Friday, February 6, 2015

As For Me and My House by Ross Sinclair

Format: Mass Market Paperback

Pages: 221

Series: NA

Source: Library

Genres: Canadian Literature

Publisher: New Canadian Library (Penguin Random House Canada)

Publication date: January 1st 1989 (first published in 1941)

First impression

On my "quest" to read more Canadian Literature I joined the Hello Hemlock book club and this was the first pick of 2015. Being the first time I read anything from the author I had no idea what to expect. What I found was a very raw, rather bleak image of Saskatchewan in the 1940s. This is not a bad thing mind you, I feel like the author managed to translate not only the coldness of the weather but the coldness of the people in his story. However, the story being told by the wife (she remains nameless all through the book) I was sad, albeit not surprised, to have it told in a submissive, almost weak voice that had let go of all desires and dreams.

It's a woman's way, I suppose, to keep on trying to subdue a man, to bind him to her, and it's a man's way to keep on just as determined to be free

Final thoughts

While I enjoyed the experience given by this story I did not enjoy the story itself, nor did I like the narrator. Our narrator was (in my opinion) the image of "her time" almost to the dot. Left her dreams of being a musician behind, bends to her husband's decisions even if she doesn't agree with them, and puts her down quite often. The book was originally published in the early 1940s, so I would think that she is a product of the woman image back then and the construction of a character that is meant to be sorrowful and heartbroken. As I mentioned, I haven't read anything else from Ross so I can't be sure if that's the way he always depicted women, but this fragile type of female character was pretty common for a long time, particularly when the author was male.

The narrator is a complex one, that I have to admit, but I just felt sad every time she would talk about herself. A couple of time she would try to take a stand, to afterwards either feel guilty, or just bend to others whims. Towards the end she sort of becomes determined, but for all the wrong reasons.

What did I enjoyed about the experience was mostly related to the landscape described by the author. It was very immersive; I could easily feel the emptiness of the landscape, the loneliness of the small town and more than the physical landscape, it is easy to understand the "feel" of the town: the lack any culture other than the one related to the Protestant church, the pettiness of some of the characters and off course, the dependence on appearances in such a small enclave as this small town is portrayed.

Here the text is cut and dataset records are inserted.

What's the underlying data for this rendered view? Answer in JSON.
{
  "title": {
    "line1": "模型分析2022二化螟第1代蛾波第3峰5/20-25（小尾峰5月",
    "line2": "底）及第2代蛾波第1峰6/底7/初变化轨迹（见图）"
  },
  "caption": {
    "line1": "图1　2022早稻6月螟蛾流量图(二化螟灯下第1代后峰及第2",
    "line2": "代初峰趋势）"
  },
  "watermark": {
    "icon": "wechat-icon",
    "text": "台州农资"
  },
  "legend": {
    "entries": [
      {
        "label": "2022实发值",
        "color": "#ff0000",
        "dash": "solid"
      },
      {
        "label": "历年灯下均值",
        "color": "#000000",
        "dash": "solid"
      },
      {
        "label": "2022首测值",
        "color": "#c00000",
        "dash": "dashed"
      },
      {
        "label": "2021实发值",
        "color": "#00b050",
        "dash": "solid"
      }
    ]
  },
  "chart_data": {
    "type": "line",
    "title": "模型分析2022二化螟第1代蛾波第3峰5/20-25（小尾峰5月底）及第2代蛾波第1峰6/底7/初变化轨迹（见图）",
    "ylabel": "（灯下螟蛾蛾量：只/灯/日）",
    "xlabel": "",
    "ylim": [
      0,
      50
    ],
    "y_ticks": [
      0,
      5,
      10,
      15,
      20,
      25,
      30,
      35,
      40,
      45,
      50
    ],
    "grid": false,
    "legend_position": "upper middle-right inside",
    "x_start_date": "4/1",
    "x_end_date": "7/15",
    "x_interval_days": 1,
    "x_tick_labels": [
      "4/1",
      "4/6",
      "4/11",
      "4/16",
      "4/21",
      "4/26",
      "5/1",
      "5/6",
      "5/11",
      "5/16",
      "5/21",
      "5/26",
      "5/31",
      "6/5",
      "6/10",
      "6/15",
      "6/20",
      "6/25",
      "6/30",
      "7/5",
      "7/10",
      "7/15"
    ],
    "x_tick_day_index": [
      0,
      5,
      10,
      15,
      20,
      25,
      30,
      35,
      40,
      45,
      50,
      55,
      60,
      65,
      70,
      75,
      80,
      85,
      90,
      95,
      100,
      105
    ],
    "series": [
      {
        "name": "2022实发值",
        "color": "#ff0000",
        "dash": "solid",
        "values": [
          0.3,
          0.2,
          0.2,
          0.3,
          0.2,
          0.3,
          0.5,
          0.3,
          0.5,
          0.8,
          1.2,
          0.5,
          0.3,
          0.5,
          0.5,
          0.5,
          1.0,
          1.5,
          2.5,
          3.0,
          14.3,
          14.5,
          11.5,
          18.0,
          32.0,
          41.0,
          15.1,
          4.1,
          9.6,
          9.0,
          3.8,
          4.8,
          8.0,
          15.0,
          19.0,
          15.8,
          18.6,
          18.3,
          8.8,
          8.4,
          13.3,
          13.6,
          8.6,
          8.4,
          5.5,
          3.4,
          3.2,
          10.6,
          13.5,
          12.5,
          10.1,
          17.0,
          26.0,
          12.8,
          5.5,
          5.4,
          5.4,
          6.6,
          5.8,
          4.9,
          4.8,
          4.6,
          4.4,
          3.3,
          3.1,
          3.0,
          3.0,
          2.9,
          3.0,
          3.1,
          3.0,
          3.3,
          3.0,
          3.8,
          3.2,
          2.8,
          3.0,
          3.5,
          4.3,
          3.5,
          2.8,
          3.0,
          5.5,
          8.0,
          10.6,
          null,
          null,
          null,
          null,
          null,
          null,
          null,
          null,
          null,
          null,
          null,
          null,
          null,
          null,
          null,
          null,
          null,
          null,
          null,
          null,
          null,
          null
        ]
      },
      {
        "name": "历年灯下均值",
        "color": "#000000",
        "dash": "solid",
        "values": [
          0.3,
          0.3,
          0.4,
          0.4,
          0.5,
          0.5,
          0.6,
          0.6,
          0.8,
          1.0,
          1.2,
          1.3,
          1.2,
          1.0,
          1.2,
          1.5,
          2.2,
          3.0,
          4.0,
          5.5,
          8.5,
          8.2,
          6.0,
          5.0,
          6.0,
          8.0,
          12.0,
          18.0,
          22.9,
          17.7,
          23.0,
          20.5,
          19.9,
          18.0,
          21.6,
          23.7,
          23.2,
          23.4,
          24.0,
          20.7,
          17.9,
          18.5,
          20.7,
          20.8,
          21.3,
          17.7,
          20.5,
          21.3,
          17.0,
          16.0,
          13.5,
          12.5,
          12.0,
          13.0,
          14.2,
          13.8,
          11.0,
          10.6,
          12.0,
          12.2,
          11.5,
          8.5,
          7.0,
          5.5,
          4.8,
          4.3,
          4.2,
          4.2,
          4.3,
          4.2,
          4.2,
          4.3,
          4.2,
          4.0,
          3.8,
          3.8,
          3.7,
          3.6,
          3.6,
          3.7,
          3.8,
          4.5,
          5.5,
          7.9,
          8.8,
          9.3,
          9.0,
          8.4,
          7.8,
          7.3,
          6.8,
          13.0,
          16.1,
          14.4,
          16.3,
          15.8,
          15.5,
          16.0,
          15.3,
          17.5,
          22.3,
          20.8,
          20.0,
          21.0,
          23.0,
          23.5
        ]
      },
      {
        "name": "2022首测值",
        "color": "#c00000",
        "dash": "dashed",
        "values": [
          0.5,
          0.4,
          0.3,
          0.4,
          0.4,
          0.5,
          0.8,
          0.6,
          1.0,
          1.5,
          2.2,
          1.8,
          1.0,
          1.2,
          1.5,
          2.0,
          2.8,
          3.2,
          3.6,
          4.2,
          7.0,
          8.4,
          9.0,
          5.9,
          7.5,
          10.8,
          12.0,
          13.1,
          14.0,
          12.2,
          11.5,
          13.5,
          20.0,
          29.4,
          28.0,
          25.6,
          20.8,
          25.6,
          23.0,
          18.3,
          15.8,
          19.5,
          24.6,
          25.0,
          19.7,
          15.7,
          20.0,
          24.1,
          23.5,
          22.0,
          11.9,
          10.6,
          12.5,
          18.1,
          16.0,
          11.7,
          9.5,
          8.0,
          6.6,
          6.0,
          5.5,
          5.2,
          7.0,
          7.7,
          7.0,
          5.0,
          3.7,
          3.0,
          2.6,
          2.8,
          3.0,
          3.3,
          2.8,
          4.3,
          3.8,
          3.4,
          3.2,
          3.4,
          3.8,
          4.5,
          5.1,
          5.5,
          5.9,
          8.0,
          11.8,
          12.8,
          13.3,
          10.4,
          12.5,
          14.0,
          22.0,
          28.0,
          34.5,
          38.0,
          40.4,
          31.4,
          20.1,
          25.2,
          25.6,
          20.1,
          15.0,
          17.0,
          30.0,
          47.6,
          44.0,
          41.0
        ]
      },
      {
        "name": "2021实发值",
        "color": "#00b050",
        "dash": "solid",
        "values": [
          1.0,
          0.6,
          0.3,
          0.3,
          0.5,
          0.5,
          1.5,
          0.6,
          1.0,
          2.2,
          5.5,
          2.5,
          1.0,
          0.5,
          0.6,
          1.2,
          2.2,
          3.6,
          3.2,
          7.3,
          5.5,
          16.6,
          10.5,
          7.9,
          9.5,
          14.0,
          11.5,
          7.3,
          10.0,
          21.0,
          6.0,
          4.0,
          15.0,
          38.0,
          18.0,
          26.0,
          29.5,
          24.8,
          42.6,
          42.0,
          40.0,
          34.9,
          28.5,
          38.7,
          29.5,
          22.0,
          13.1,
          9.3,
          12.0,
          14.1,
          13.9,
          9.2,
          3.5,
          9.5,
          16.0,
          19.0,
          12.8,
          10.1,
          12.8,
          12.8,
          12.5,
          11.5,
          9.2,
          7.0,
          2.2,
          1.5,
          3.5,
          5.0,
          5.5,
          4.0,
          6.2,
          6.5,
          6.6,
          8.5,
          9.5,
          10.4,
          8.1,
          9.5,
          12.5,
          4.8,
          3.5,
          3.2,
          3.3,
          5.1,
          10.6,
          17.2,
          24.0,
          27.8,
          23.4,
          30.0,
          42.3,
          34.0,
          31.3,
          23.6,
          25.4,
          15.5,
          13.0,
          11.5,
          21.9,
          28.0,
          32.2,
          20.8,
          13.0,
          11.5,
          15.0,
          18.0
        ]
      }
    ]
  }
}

The part I probably liked the most is the cultural critique, namely: In the car, Paul said thoughtfully that that was the worst penalty inflicted by education, the way it separates you from the people who are really close to you, among whom you would otherwise belong. I chose this quote because it is something that, as any grad student has probably felt, the more specialized you become on one subject, the highest the risk to isolate yourself of other people whom, in other situation, you would enjoy immensely.

I guess I can see why this is one of the mandatory reads for many schools here in Canada. I can also see why so many readers found it heavy to read and ultimately not engaging, or boring even. I am not sure who I would recommend this book, other than to others like me that would like to learn a bit more of Canadian Literature.